Arthur had spent many years of his life pondering over his existence on earth. He would be making peanut butter toast and suddenly the thought would hit him like a huge blow in the chest and sit heavy on his shoulders for a while. Was he really alive to be putting pureed peanuts onto a bulbous lump of yeast and flour? Surely not. That would be ludicrous. Arthur was sure the burdening weight of these thoughts were the cause of his ever-increasing hunched shoulders. Soon he would be staring himself in the chest if he didn't sort out a solution. He had previously tried explaining this to three separate health professionals, the most progress being made was a referral to a psychologist.
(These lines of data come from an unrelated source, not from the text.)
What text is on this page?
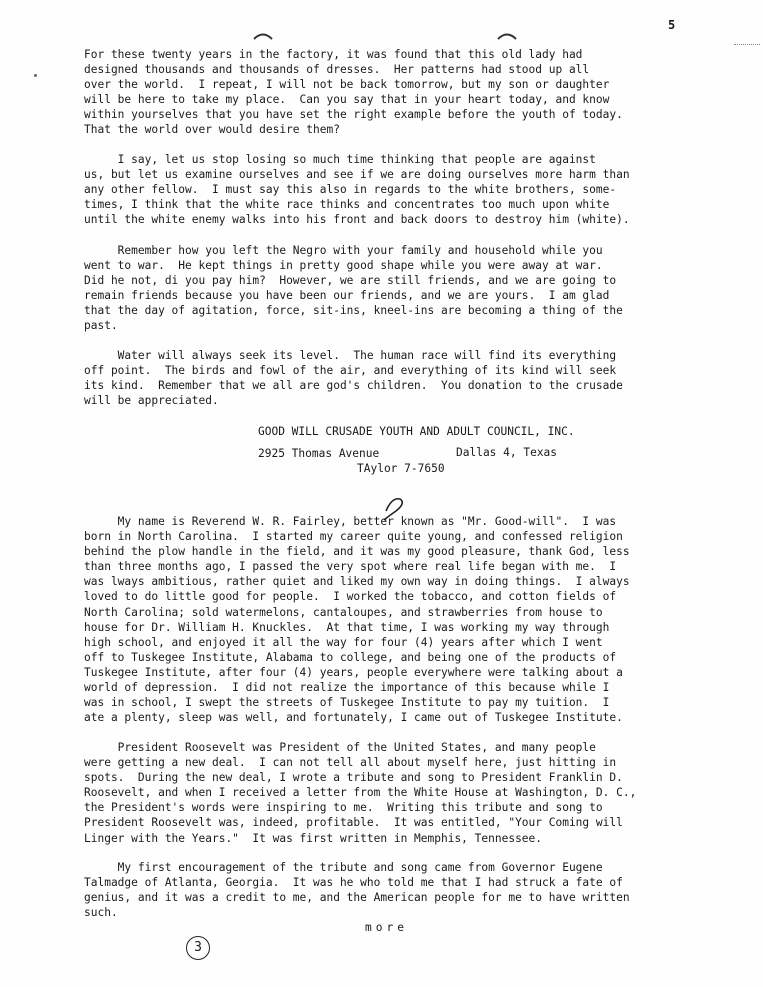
5
For these twenty years in the factory, it was found that this old lady had
designed thousands and thousands of dresses.  Her patterns had stood up all
over the world.  I repeat, I will not be back tomorrow, but my son or daughter
will be here to take my place.  Can you say that in your heart today, and know
within yourselves that you have set the right example before the youth of today.
That the world over would desire them?
I say, let us stop losing so much time thinking that people are against
us, but let us examine ourselves and see if we are doing ourselves more harm than
any other fellow.  I must say this also in regards to the white brothers, some-
times, I think that the white race thinks and concentrates too much upon white
until the white enemy walks into his front and back doors to destroy him (white).
Remember how you left the Negro with your family and household while you
went to war.  He kept things in pretty good shape while you were away at war.
Did he not, di you pay him?  However, we are still friends, and we are going to
remain friends because you have been our friends, and we are yours.  I am glad
that the day of agitation, force, sit-ins, kneel-ins are becoming a thing of the
past.
Water will always seek its level.  The human race will find its everything
off point.  The birds and fowl of the air, and everything of its kind will seek
its kind.  Remember that we all are god's children.  You donation to the crusade
will be appreciated.
GOOD WILL CRUSADE YOUTH AND ADULT COUNCIL, INC.
2925 Thomas Avenue	Dallas 4, Texas
TAylor 7-7650
My name is Reverend W. R. Fairley, better known as "Mr. Good-will".  I was
born in North Carolina.  I started my career quite young, and confessed religion
behind the plow handle in the field, and it was my good pleasure, thank God, less
than three months ago, I passed the very spot where real life began with me.  I
was lways ambitious, rather quiet and liked my own way in doing things.  I always
loved to do little good for people.  I worked the tobacco, and cotton fields of
North Carolina; sold watermelons, cantaloupes, and strawberries from house to
house for Dr. William H. Knuckles.  At that time, I was working my way through
high school, and enjoyed it all the way for four (4) years after which I went
off to Tuskegee Institute, Alabama to college, and being one of the products of
Tuskegee Institute, after four (4) years, people everywhere were talking about a
world of depression.  I did not realize the importance of this because while I
was in school, I swept the streets of Tuskegee Institute to pay my tuition.  I
ate a plenty, sleep was well, and fortunately, I came out of Tuskegee Institute.
President Roosevelt was President of the United States, and many people
were getting a new deal.  I can not tell all about myself here, just hitting in
spots.  During the new deal, I wrote a tribute and song to President Franklin D.
Roosevelt, and when I received a letter from the White House at Washington, D. C.,
the President's words were inspiring to me.  Writing this tribute and song to
President Roosevelt was, indeed, profitable.  It was entitled, "Your Coming will
Linger with the Years."  It was first written in Memphis, Tennessee.
My first encouragement of the tribute and song came from Governor Eugene
Talmadge of Atlanta, Georgia.  It was he who told me that I had struck a fate of
genius, and it was a credit to me, and the American people for me to have written
such.
more
3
When she was alive, his wife Susanna often took the same approach to Arthur's constant conflict with his posture, telling him it came with age. He was only 47 when she had died; she was nearing 50. Her shoulders were fine. Sometimes he would hold up a bone he'd found in his cod-supper she'd prepare for him; the pale, brittle cartilage as fine as a single hair. He would ask Susanna whether his bones would one day reflect that of a fish's. She told him to Grow Up and to Eat His Supper Before It Gets Cold. He would reply that the bones felt like needles in his mouth. Take Them Out she said, and they would continue their dinner in silence until both plates were empty and their stomachs consequently full.
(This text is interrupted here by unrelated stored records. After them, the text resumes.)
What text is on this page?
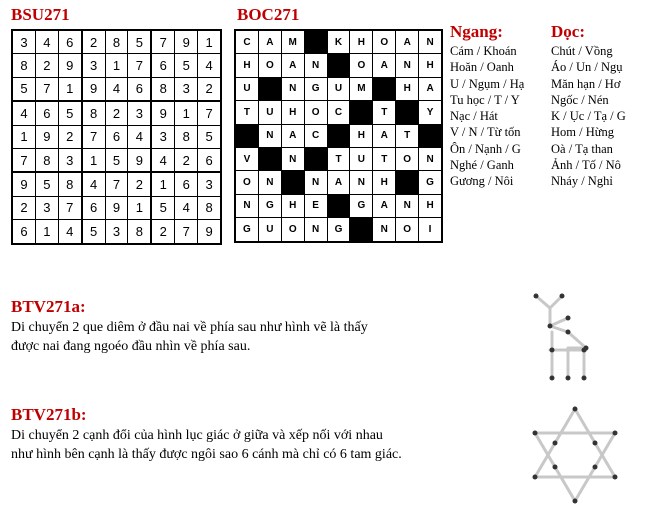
BSU271
3	4	6	2	8	5	7	9	1
8	2	9	3	1	7	6	5	4
5	7	1	9	4	6	8	3	2
4	6	5	8	2	3	9	1	7
1	9	2	7	6	4	3	8	5
7	8	3	1	5	9	4	2	6
9	5	8	4	7	2	1	6	3
2	3	7	6	9	1	5	4	8
6	1	4	5	3	8	2	7	9
BOC271
C	A	M		K	H	O	A	N
H	O	A	N		O	A	N	H
U		N	G	U	M		H	A
T	U	H	O	C		T		Y
	N	A	C		H	A	T	
V		N		T	U	T	O	N
O	N		N	A	N	H		G
N	G	H	E		G	A	N	H
G	U	O	N	G		N	O	I
Ngang:	Dọc:
Cám / Khoán
Hoăn / Oanh
U / Ngụm / Hạ
Tu học / T / Y
Nạc / Hát
V / N / Từ tốn
Ôn / Nạnh / G
Nghé / Ganh
Gương / Nôi
Chút / Vồng
Áo / Un / Ngụ
Măn hạn / Hơ
Ngốc / Nén
K / Ục / Tạ / G
Hom / Hừng
Oà / Tạ than
Ảnh / Tố / Nô
Nháy / Nghỉ
BTV271a:
Di chuyển 2 que diêm ở đầu nai về phía sau như hình vẽ là thấy
được nai đang ngoéo đầu nhìn về phía sau.
BTV271b:
Di chuyển 2 cạnh đổi của hình lục giác ở giữa và xếp nối với nhau
như hình bên cạnh là thấy được ngôi sao 6 cánh mà chỉ có 6 tam giác.
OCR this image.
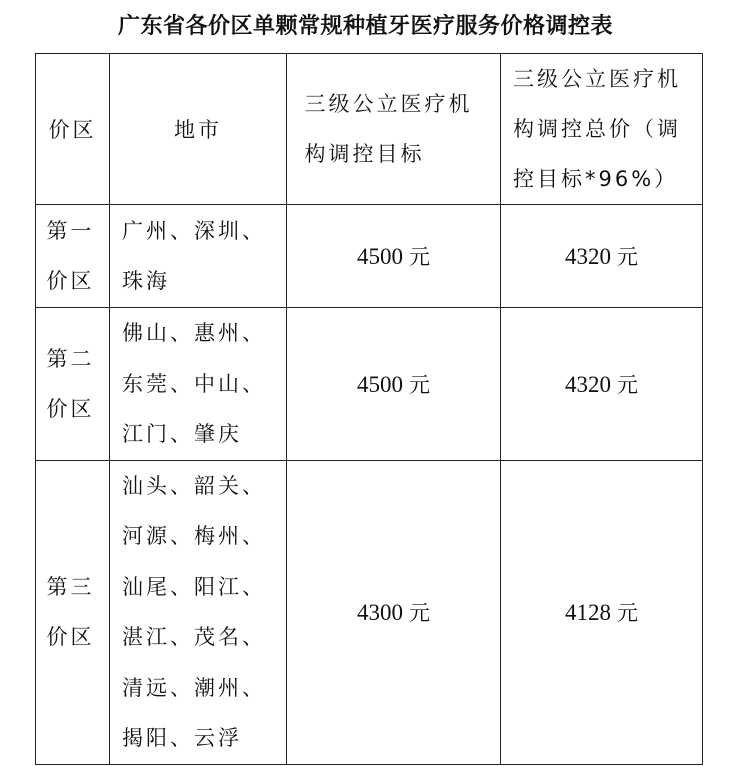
广东省各价区单颗常规种植牙医疗服务价格调控表
价区	地市	三级公立医疗机构调控目标	三级公立医疗机构调控总价（调控目标*96%）

第一价区	广州、深圳、珠海	4500 元	4320 元

第二价区	佛山、惠州、东莞、中山、江门、肇庆	4500 元	4320 元

第三价区	汕头、韶关、河源、梅州、汕尾、阳江、湛江、茂名、清远、潮州、揭阳、云浮	4300 元	4128 元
Arthur thought about a cod's skeletal strength as he waited on the platform at 9.27 am. He wondered if fish ever got existential thoughts and his shoulders gave him a subconscious shrug. His train was due at 9.22 am, precisely five minutes in the past. He wondered if in a parallel universe the 9.22 train to Dunfermline was five minutes early that day.
It was within these exact five minutes that Arthur Crab made the executive decision to find his purpose in life. Even if he reached the conclusion he had been put upon this planet, Earth, to spread condiments, he would at least do so with a straighter back. And that was worth it.